Search code examples
pythonlistaveragesublist

How to calculate average of sub-lists based on Timestamp values


I have 2 lists. The 1st list is the Timestamps (sec) when data was measured. And 2nd list contains data.

I want to calculate the average of data every 10 sec. Note that timestamp between 2 consecutive data points is not fixed.

Example:

Timestamp = [2, 5, 8, 11, 18, 23, 25, 28]
Data = [1, 2, 3, 4, 5, 6, 7, 8]

And the expected output is supposed to be:

Output = [average of [1,2,3] , average of [4,5] , average of [6,7,8]]

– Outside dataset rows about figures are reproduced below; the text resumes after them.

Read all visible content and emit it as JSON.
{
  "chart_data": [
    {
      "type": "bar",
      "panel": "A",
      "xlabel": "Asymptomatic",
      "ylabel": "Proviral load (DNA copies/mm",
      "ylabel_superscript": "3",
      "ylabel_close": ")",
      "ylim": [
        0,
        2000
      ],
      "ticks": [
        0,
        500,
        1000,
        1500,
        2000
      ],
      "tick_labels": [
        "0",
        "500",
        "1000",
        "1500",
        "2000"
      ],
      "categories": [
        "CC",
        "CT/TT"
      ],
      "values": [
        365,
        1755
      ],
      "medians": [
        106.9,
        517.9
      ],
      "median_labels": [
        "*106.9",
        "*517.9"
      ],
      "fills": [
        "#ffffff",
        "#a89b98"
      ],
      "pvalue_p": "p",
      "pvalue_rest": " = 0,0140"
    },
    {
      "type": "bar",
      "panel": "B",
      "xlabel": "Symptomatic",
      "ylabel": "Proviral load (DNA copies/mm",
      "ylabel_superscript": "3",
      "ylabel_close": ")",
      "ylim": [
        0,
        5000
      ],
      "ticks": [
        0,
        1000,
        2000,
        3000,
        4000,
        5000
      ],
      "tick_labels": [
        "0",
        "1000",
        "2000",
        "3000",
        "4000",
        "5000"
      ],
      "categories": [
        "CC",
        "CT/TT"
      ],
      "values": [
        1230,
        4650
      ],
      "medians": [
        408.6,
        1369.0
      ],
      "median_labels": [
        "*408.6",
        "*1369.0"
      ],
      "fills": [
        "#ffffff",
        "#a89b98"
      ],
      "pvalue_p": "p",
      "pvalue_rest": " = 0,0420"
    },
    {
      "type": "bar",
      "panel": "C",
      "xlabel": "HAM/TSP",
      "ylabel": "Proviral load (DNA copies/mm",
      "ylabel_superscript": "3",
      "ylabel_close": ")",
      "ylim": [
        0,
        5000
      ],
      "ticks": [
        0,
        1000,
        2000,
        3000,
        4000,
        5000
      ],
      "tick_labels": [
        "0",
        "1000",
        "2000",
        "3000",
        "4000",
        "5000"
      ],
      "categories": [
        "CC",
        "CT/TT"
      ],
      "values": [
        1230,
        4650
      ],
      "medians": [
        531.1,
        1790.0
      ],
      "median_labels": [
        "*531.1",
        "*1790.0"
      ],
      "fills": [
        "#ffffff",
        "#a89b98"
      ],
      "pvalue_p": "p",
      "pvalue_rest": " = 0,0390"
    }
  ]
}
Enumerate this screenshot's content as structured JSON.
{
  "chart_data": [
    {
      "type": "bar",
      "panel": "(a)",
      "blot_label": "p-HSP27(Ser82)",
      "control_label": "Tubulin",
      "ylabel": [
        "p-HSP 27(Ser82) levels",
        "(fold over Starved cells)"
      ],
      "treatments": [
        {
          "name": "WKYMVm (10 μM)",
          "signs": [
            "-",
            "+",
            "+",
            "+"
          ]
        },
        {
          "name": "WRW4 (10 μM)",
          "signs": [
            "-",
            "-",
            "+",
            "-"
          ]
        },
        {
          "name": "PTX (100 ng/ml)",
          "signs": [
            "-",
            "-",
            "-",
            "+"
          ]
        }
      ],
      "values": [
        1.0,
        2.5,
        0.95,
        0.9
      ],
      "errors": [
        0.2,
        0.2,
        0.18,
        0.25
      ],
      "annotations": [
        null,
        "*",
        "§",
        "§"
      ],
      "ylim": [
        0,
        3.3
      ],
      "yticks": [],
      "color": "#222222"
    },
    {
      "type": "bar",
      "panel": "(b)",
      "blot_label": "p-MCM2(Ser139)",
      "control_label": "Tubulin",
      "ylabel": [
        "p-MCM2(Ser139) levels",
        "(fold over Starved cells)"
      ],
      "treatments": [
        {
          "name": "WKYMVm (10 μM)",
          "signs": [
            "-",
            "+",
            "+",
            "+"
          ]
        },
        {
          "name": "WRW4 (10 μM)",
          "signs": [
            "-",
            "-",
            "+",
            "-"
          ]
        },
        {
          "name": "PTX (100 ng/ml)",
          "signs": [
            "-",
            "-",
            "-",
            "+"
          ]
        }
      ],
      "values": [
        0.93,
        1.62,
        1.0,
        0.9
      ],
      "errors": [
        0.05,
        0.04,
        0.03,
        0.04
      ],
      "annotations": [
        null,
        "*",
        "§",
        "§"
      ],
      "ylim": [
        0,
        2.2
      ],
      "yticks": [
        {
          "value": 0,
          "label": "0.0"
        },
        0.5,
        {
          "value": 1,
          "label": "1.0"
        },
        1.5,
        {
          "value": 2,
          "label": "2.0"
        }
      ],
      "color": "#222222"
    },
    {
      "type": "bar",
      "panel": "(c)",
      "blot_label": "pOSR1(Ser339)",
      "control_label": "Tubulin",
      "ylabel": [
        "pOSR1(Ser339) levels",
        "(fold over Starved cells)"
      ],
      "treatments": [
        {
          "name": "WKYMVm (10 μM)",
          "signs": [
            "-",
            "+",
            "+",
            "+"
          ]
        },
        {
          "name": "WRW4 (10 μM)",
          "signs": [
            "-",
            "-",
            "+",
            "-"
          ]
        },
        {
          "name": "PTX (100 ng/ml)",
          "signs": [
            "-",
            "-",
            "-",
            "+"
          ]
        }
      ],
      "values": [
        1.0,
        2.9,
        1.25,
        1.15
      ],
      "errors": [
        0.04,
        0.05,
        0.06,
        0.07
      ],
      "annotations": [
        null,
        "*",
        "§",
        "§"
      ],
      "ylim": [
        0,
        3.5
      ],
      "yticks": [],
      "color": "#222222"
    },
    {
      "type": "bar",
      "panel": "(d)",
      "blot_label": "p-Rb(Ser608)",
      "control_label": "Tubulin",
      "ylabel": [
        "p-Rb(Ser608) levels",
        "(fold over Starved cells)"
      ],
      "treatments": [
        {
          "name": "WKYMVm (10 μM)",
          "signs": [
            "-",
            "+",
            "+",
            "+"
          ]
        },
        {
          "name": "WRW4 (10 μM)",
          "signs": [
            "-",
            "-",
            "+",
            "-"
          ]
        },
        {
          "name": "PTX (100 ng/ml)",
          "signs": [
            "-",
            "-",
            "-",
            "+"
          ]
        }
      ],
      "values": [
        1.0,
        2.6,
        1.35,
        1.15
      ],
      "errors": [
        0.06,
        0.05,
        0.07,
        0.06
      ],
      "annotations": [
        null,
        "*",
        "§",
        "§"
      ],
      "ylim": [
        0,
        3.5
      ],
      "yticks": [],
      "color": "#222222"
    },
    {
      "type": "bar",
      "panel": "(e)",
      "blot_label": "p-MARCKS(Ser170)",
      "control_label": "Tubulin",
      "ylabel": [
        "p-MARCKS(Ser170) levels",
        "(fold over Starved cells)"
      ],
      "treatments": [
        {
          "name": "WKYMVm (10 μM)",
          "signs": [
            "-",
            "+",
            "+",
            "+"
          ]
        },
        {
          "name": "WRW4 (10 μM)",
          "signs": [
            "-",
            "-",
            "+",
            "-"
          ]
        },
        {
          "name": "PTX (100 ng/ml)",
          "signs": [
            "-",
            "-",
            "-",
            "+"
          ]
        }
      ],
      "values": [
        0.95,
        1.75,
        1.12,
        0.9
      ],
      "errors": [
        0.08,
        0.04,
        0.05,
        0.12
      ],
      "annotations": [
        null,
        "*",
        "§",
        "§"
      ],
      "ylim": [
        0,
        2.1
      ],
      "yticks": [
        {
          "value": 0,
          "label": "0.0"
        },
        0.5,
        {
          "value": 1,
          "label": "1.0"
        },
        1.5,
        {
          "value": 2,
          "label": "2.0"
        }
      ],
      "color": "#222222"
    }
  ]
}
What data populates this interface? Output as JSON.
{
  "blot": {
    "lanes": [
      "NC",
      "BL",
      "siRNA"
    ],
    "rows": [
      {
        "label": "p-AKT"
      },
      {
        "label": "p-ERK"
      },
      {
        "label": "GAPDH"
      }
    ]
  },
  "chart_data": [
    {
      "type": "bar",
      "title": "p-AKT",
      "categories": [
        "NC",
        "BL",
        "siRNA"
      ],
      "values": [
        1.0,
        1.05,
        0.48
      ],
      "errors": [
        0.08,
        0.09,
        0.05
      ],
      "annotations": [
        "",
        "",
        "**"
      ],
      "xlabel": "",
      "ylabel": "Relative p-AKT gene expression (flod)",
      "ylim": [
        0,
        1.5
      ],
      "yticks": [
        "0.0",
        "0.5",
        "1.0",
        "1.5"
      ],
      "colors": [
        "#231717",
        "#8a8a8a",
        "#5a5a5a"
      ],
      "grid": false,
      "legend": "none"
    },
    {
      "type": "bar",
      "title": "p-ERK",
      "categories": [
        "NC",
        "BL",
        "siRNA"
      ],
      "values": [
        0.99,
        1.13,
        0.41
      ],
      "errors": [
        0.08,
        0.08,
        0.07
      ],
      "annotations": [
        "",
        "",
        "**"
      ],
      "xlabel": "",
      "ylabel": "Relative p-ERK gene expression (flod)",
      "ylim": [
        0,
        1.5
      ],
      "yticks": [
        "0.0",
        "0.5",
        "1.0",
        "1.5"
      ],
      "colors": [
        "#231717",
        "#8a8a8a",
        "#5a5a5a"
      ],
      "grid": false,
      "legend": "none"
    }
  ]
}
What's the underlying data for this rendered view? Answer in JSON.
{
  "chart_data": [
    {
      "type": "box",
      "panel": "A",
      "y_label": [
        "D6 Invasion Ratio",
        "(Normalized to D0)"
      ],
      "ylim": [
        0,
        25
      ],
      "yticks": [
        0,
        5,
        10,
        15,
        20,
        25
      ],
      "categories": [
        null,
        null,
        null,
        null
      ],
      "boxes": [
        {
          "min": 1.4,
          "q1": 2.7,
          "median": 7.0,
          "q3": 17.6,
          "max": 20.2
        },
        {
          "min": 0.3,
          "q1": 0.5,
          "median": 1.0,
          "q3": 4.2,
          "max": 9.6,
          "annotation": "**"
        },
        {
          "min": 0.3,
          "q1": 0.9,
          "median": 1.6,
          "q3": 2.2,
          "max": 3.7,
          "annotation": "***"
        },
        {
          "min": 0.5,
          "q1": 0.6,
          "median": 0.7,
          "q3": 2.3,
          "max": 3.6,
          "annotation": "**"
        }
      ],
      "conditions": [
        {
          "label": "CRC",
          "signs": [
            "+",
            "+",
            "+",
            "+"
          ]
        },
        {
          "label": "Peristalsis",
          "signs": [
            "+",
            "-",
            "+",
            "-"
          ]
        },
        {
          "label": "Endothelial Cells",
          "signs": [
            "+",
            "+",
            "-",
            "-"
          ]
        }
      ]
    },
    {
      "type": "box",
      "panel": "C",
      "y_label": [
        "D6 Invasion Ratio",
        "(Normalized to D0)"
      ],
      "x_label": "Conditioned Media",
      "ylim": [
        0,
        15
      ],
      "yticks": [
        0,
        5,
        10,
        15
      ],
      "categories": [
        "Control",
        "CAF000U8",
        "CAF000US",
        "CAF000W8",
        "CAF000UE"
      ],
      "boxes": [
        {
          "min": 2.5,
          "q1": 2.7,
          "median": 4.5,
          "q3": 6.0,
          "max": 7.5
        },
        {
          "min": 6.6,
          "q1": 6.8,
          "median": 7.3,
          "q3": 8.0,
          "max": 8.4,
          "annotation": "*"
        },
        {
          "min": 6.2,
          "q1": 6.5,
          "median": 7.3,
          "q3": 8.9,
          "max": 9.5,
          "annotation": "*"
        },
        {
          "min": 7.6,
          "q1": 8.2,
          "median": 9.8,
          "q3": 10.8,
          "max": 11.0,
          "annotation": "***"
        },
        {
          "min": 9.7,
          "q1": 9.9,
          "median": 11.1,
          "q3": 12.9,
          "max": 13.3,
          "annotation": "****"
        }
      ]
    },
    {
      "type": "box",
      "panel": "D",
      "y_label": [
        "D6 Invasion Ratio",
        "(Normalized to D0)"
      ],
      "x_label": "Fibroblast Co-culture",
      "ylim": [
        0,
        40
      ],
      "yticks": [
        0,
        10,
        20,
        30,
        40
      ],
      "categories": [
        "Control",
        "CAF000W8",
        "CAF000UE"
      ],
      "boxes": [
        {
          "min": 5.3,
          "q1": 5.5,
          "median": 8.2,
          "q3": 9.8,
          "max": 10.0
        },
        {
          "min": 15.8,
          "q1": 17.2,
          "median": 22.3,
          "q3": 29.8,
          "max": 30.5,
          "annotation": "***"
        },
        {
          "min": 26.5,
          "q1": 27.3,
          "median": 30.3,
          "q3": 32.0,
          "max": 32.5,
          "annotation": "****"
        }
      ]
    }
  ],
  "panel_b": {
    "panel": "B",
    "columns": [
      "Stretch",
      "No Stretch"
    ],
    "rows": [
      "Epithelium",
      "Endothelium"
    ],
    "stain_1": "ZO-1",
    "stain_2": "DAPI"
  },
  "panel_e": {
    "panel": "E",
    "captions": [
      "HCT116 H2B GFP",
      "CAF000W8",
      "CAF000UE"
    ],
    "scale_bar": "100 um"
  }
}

I was wondering if there is any built-in function in Python like average-if analysis to do it automatically.

Thank you for your help.


Solution

  • You can use for that the math function floor with defaultdict as

    from collections import defaultdict
    from math import floor
    
    timestamp = [2, 5, 8, 11, 18, 23, 25, 28]
    data = [1, 2, 3, 4, 5, 6, 7, 8]
    average_dc= defaultdict(list)
    for t, d in sorted(zip(timestamp, data), key=lambda x : x[0]):
         average_dc[math.floor(t / 10)].append(d)
    averages = [sum(i)/ len(i) for i in average_dc.values()]
    

    Output

    [2.0, 4.5, 7.0]
    

    The sorted(zip(timestamp, data), key=lambda x : x[0]) will concat the timestamp value with the value from data on the same index and then the for loop will insert to average_dc the relevant data value base on the related timestamp value.
    In the last line, the list comprehension will iterate over each list in the average_dc and will calculate the average of it.